With Democrats in the rare position of controlling the White House and both houses of Congress, however, he needs to stop singing kumbaya and start busting some heads by fighting fiercely for the populist – and, yes, partisan – principles that led millions to support the progressive promises of his campaign. And that means taking on, not just the other party, but some of the obstructionist Senators in his own party…

Obama’s we’re-all-in-it-together action, in place of a principled fight, has simultaneously succeeded in emboldening his Republican enemies and alienating his progressive base, in the name of imaginary bipartisanship and placating the self-absorbed Lieberman-Nelson-Snowe “centrist” axis, whose members keep dumping on him from a great height for his trouble.

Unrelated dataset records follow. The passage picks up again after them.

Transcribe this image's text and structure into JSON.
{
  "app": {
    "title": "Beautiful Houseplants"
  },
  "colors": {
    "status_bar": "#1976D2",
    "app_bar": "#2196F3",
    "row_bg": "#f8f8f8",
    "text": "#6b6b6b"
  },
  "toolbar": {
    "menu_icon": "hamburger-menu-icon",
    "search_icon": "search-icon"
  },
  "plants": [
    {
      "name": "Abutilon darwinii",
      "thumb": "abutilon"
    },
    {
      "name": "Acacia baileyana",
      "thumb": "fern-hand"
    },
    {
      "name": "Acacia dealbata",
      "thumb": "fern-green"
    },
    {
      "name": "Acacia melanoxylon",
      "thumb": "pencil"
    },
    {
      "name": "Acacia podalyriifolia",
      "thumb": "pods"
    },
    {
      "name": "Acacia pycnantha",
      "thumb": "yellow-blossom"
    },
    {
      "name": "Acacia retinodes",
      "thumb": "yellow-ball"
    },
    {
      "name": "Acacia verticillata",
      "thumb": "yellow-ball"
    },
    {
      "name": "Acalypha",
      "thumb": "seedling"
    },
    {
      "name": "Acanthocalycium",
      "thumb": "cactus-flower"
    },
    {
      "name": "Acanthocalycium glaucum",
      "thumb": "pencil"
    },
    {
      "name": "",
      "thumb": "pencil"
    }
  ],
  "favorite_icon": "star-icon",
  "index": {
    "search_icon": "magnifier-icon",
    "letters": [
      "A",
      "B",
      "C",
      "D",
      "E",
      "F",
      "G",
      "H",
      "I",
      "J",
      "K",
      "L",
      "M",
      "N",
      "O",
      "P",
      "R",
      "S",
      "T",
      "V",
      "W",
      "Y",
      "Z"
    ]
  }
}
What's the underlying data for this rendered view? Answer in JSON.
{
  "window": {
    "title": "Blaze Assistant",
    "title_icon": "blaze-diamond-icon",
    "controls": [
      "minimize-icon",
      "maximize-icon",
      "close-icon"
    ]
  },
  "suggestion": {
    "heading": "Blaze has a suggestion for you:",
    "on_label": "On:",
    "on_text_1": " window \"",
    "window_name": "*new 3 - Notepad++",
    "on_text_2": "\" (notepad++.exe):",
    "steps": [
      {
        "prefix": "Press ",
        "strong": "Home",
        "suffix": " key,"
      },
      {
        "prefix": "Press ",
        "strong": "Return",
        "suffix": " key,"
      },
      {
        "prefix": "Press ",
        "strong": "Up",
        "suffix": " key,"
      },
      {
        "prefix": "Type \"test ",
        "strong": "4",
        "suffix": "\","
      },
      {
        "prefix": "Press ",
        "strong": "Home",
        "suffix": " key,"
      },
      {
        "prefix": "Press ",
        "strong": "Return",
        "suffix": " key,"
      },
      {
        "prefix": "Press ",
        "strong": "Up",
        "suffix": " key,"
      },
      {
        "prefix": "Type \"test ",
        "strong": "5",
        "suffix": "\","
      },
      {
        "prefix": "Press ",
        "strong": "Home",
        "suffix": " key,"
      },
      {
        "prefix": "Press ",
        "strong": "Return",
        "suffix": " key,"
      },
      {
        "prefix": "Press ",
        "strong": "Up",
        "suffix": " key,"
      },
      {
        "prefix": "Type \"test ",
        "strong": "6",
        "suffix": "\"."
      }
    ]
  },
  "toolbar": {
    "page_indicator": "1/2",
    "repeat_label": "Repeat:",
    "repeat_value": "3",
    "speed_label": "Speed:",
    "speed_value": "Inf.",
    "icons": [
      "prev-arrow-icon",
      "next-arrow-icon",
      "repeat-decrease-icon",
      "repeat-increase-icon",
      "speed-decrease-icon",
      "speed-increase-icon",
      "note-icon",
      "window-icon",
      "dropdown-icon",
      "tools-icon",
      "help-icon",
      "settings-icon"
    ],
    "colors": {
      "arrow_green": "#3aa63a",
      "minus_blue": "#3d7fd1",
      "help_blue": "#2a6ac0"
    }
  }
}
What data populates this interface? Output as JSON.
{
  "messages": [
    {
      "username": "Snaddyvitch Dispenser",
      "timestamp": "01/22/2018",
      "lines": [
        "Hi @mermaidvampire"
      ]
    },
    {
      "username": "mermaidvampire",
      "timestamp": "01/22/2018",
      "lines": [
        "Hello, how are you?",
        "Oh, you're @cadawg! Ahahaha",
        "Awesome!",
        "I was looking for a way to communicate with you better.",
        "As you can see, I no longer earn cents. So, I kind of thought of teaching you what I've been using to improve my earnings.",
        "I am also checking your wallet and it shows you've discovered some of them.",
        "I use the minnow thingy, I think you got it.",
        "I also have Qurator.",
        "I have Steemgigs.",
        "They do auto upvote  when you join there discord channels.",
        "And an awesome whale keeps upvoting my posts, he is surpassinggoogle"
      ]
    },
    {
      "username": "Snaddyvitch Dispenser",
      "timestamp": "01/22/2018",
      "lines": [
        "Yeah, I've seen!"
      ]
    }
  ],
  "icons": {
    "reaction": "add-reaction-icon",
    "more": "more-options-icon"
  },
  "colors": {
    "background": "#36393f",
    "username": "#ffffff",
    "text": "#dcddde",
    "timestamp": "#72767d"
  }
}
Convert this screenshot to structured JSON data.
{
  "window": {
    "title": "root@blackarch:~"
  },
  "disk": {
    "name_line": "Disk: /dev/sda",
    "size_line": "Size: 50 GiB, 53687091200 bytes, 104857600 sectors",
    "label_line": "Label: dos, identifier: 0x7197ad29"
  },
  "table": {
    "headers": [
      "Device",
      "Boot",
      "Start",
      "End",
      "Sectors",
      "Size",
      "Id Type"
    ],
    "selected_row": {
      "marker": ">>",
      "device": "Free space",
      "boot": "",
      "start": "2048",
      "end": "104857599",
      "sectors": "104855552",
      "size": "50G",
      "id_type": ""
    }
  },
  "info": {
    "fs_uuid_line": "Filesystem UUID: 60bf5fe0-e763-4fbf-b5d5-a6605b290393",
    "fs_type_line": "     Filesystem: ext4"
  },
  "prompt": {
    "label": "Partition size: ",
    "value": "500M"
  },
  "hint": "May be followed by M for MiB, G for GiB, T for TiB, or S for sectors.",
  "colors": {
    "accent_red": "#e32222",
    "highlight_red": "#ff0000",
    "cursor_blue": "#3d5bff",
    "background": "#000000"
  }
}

What’s even more troubling is the suspicion that Obama’s kumbaya strategy was timid by design, aimed at avoiding any effort to make real change in the status quo, viewing process as more important than  policy. As Rep. Anthony Wiener, the most articulate  champion of substantive health reform, told Politico:

This has been a fairly transactional presidency, and the president did nothing to insulate himself from the compromises — which were inevitable — by making it clear at the outset what his values were on some of these important issues. While being transactional may help you get through the days in Washington and get things on the scoreboard, it creates a weird disconnect that most people in the country don’t know what you want and don’t feel they should rally to your side.

In a pair of must-read pieces, here and here, Salon’s Glenn Greenwald makes the case that, after the massive Wall Street bail-outs, abdicating to Goldman Sachs and wimping out on credit card reform, Obama with health care has now fully revealed hiobamapostermself as a triangulating advocate of corporate power,  his soaring populist rhetoric be damned.

As was painfully predictable all along, the final bill will not have any form of public option, nor will it include the wildly popular expansion of Medicare coverage. Obama supporters are eager to depict the White House as nothing more than a helpless victim in all of this — the President so deeply wanted a more progressive bill but was sadly thwarted in his noble efforts by those inhumane, corrupt Congressional “centrists.”

Right. The evidence was overwhelming from the start that the White House was not only indifferent, but opposed, to the provisions most important to progressives. The administration is getting the bill which they, more or less, wanted from the start — the one that is a huge boon to the health insurance and pharmaceutical industry.

So whether by incompetence or design, the White House has left health reform advocates (boy is Ted Kennedy missed) with little choice but to support badly flawed legislation, an argument summed up in Biden’s op-ed: “I share the frustration of other progressives that the Senate bill does not include a public option. But I’ve been around a long time, and I know that in Washington big changes never emerge in perfect form.”

Not exactly change we can believe in.